How do you solve $\dfrac{1}{8}x + \dfrac{3}{2} = \dfrac{3}{4}x - 1$?

Answer 1

Hint: In this question we have to solve the equation for$x$, the given equation is a linear equation as the degree of the highest exponent of $x$ is equal to 1. To solve the equation first open the brackets then take all $x$ terms to one side and all constants to the others side and solve for required $x$.

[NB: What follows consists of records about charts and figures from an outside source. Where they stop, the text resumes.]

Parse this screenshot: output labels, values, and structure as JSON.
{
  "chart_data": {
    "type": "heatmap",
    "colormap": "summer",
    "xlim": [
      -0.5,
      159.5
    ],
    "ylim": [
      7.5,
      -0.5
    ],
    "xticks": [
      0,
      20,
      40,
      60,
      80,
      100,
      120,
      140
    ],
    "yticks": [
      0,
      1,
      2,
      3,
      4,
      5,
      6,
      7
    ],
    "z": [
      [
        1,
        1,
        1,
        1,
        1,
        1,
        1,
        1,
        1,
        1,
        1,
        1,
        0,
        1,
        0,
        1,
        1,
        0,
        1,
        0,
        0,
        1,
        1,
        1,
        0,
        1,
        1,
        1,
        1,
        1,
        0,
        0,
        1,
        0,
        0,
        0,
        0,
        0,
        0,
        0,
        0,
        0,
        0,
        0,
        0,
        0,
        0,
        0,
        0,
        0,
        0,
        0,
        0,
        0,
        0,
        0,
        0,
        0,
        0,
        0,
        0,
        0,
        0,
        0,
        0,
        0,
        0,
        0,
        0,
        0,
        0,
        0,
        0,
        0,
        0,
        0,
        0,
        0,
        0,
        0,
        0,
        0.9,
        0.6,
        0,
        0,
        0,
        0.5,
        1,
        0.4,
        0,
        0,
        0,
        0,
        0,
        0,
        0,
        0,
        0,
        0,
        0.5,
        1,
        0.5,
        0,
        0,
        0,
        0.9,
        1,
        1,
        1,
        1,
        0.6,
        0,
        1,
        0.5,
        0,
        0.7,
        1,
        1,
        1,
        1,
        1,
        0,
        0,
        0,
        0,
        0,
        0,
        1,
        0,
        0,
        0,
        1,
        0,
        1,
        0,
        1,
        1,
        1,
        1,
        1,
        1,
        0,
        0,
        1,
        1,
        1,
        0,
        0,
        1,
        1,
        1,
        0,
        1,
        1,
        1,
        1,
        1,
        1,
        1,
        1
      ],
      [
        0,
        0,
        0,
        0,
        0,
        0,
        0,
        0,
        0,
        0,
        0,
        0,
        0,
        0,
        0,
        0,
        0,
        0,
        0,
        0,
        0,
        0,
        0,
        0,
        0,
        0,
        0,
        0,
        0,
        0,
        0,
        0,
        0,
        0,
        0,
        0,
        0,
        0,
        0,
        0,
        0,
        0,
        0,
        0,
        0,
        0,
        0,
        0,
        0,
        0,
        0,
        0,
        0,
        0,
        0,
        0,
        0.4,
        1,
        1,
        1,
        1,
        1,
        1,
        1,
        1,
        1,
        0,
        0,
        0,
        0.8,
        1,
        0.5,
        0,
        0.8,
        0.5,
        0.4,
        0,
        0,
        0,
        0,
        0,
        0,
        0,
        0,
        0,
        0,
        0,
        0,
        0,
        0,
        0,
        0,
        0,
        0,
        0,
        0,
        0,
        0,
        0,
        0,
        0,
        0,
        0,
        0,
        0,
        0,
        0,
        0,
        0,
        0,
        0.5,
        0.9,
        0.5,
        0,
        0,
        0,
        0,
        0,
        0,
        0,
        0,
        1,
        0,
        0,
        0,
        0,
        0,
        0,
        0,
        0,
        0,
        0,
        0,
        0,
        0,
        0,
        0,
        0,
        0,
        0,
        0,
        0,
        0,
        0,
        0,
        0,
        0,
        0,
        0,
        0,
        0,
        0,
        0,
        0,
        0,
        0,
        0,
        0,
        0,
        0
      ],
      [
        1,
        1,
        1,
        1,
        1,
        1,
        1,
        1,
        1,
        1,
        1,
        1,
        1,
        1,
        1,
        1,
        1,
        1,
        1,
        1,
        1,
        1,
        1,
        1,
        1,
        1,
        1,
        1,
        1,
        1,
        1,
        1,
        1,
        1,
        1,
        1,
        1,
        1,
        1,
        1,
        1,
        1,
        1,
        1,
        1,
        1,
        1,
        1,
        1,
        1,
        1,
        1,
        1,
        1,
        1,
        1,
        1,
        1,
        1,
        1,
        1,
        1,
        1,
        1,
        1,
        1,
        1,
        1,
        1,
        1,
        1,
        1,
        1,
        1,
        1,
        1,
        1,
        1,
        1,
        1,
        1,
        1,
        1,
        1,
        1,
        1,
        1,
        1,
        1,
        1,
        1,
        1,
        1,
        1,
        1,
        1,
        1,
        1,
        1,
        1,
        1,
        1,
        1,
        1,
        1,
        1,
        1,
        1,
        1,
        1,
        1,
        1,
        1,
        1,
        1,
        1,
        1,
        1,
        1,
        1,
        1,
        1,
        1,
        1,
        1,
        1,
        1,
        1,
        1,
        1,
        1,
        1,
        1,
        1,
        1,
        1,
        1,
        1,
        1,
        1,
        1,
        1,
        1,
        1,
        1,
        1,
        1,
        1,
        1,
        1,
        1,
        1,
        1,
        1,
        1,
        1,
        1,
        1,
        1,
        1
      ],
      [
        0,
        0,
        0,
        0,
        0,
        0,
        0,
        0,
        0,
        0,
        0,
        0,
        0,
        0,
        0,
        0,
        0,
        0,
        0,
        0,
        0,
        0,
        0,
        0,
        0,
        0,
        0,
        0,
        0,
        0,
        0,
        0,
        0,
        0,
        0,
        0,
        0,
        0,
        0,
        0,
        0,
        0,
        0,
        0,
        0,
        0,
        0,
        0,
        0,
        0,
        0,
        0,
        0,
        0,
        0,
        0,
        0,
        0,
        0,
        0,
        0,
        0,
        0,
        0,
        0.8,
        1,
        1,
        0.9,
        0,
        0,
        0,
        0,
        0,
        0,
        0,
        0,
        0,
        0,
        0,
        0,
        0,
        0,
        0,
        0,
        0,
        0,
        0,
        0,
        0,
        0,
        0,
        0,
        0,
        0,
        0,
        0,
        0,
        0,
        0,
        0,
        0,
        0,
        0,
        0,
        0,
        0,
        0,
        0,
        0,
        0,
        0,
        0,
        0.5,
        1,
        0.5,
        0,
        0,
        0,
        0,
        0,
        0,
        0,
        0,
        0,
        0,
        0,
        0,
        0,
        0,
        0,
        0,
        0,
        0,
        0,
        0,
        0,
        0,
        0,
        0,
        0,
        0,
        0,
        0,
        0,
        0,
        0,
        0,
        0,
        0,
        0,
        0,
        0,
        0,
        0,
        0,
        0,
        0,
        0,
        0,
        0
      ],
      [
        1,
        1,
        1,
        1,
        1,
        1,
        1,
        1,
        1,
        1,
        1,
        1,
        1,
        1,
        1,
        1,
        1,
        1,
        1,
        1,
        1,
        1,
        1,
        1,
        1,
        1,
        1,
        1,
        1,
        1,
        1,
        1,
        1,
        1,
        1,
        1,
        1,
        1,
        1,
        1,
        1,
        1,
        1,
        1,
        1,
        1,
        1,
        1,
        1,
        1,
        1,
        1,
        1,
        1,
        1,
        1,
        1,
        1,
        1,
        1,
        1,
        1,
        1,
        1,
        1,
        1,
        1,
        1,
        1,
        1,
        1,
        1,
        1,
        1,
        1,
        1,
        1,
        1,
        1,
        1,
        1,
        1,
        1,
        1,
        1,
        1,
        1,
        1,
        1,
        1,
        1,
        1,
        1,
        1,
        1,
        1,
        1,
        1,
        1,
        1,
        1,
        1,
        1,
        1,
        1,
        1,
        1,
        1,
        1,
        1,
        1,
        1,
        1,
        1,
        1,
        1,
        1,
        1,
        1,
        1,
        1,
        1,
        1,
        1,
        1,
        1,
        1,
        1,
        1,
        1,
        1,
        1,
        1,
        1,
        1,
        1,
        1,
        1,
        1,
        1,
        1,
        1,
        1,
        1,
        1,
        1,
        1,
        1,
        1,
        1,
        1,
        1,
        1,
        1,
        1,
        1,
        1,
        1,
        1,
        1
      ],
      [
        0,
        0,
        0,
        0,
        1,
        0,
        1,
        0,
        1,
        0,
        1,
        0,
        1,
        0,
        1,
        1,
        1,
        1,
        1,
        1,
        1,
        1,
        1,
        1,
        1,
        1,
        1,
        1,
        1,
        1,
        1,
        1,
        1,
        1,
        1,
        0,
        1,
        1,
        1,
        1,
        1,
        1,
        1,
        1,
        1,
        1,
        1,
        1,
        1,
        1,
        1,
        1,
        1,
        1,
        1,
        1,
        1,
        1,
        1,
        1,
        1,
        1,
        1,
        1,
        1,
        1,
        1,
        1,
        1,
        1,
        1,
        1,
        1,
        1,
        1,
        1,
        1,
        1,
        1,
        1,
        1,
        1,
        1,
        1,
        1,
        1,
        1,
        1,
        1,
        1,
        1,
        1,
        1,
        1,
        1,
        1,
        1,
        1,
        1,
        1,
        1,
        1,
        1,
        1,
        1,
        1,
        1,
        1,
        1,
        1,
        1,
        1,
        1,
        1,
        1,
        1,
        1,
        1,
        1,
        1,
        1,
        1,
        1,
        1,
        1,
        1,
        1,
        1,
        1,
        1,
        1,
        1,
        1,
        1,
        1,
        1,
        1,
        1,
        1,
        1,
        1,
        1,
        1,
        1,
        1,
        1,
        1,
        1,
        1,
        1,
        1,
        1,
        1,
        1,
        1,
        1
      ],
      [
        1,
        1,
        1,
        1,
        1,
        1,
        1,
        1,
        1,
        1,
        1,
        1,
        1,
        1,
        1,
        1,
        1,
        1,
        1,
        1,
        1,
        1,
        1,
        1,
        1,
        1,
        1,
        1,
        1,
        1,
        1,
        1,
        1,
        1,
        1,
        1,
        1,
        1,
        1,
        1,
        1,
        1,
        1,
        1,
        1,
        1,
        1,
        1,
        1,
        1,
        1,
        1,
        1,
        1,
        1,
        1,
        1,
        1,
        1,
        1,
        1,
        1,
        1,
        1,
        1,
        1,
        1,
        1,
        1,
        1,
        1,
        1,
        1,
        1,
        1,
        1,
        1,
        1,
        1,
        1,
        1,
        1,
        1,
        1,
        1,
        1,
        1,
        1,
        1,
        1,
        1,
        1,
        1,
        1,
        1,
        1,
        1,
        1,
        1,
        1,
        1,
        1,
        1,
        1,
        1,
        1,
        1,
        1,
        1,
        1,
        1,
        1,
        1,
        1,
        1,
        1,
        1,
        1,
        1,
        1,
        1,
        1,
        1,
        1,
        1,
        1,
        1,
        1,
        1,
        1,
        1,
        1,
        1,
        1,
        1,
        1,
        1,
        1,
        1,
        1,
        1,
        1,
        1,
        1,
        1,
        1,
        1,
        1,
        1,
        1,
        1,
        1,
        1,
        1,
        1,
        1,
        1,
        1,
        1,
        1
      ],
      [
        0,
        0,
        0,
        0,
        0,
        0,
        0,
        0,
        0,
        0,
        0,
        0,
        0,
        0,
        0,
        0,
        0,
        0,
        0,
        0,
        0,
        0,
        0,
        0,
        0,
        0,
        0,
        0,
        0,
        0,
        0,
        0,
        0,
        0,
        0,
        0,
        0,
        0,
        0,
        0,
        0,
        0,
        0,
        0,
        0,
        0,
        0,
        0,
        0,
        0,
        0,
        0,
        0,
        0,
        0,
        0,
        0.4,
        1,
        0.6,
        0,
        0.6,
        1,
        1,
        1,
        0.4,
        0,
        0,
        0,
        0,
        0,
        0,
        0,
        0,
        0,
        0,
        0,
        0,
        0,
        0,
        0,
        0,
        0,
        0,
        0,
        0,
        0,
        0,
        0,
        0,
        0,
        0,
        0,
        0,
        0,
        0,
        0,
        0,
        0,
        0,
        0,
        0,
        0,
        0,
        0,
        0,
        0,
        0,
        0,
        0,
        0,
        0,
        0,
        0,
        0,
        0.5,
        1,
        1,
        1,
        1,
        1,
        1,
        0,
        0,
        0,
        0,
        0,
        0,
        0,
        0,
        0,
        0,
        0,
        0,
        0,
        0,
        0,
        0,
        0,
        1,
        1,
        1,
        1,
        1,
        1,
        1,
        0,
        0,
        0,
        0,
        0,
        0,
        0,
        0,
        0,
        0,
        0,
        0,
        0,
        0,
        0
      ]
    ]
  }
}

Complete step by step answer:
Given equation is $\dfrac{1}{8}x + \dfrac{3}{2} = \dfrac{3}{4}x - 1$, and we have to solve for$x$,
Now subtract $\dfrac{3}{2}$ from both sides of the equation, we get,
$ \Rightarrow \dfrac{1}{8}x + \dfrac{3}{2} - \dfrac{3}{2} = \dfrac{3}{4}x - 1 - \dfrac{3}{2}$,
Now simplifying by eliminating the like terms, we get,
$ \Rightarrow \dfrac{1}{8}x = \dfrac{3}{4}x - \left( {\dfrac{{2 + 3}}{2}} \right)$,
Now simplifying we get,
$ \Rightarrow \dfrac{1}{8}x = \dfrac{3}{4}x - \dfrac{5}{2}$
Now subtract $\dfrac{3}{4}x$ to both sides of the equation we get,
$ \Rightarrow \dfrac{1}{8}x - \dfrac{3}{4}x = \dfrac{3}{4}x - \dfrac{3}{4}x - \dfrac{5}{2}$,
Now simplifying by L.C.M on the left hand sidewe get,
$ \Rightarrow \dfrac{1}{8}x - \dfrac{{3 \times 2}}{{4 \times 2}}x = - \dfrac{5}{2}$,
Now simplifying we get,
$ \Rightarrow \dfrac{1}{8}x - \dfrac{6}{8}x = - \dfrac{5}{2}$,
Now as denominators are equal simplify the expression,
$ \Rightarrow \left( {\dfrac{{1 - 6}}{8}} \right)x = - \dfrac{5}{2}$,
Now simplifying we get,
$ \Rightarrow - \dfrac{5}{8}x = - \dfrac{5}{2}$,
Now divide both sides with -5 we get,
$ \Rightarrow \dfrac{{ - \dfrac{5}{8}x}}{{ - 5}} = \dfrac{{ - \dfrac{5}{2}}}{{ - 5}}$,
Now simplifying we get,
$ \Rightarrow \dfrac{1}{8}x = \dfrac{1}{2}$,
Now multiply both sides with 8 we get,
$ \Rightarrow \dfrac{1}{8}x \times 8 = \dfrac{1}{2} \times 8$,
Now simplifying we get,
$ \Rightarrow x = 4$
So the value of $x$ will be 4, i.e., when we substitute the value of $x$ in the equation $\dfrac{1}{8}x + \dfrac{3}{2} = \dfrac{3}{4}x - 1$, then right hand side of the equation will be equal to left hand side of the equation, we get,
$ \Rightarrow \dfrac{1}{8}x + \dfrac{3}{2} = \dfrac{3}{4}x - 1$,
Now substitute $x = 4$, we get,
$ \Rightarrow \dfrac{1}{8}\left( 4 \right) + \dfrac{3}{2} = \dfrac{3}{4}\left( 4 \right) - 1$,
Now simplifying we get,
$ \Rightarrow \dfrac{1}{2} + \dfrac{3}{2} = 3 - 1$ ,
Further simplifying we get,
$ \Rightarrow \dfrac{1}{2} + \dfrac{3}{2} = 3 - 1$,
Now multiplying we get,
$ \Rightarrow \dfrac{{3 + 1}}{2} = 2$,
Now simplifying we get,
$ \Rightarrow \dfrac{4}{2} = 2$,
Now simplifying we get,
$ \Rightarrow 2 = 2$,
Therefore here R.H.S=L.H.S.

So, the value of $x$ is $4$.

Note: A linear equation is an equation of a straight line having a maximum of one variable. The degree of the variable will be equal to 1. To solve any equation in one variable, pit all the variable terms on the left hand side and all the numerical values on the right hand side to make the calculation solved easily.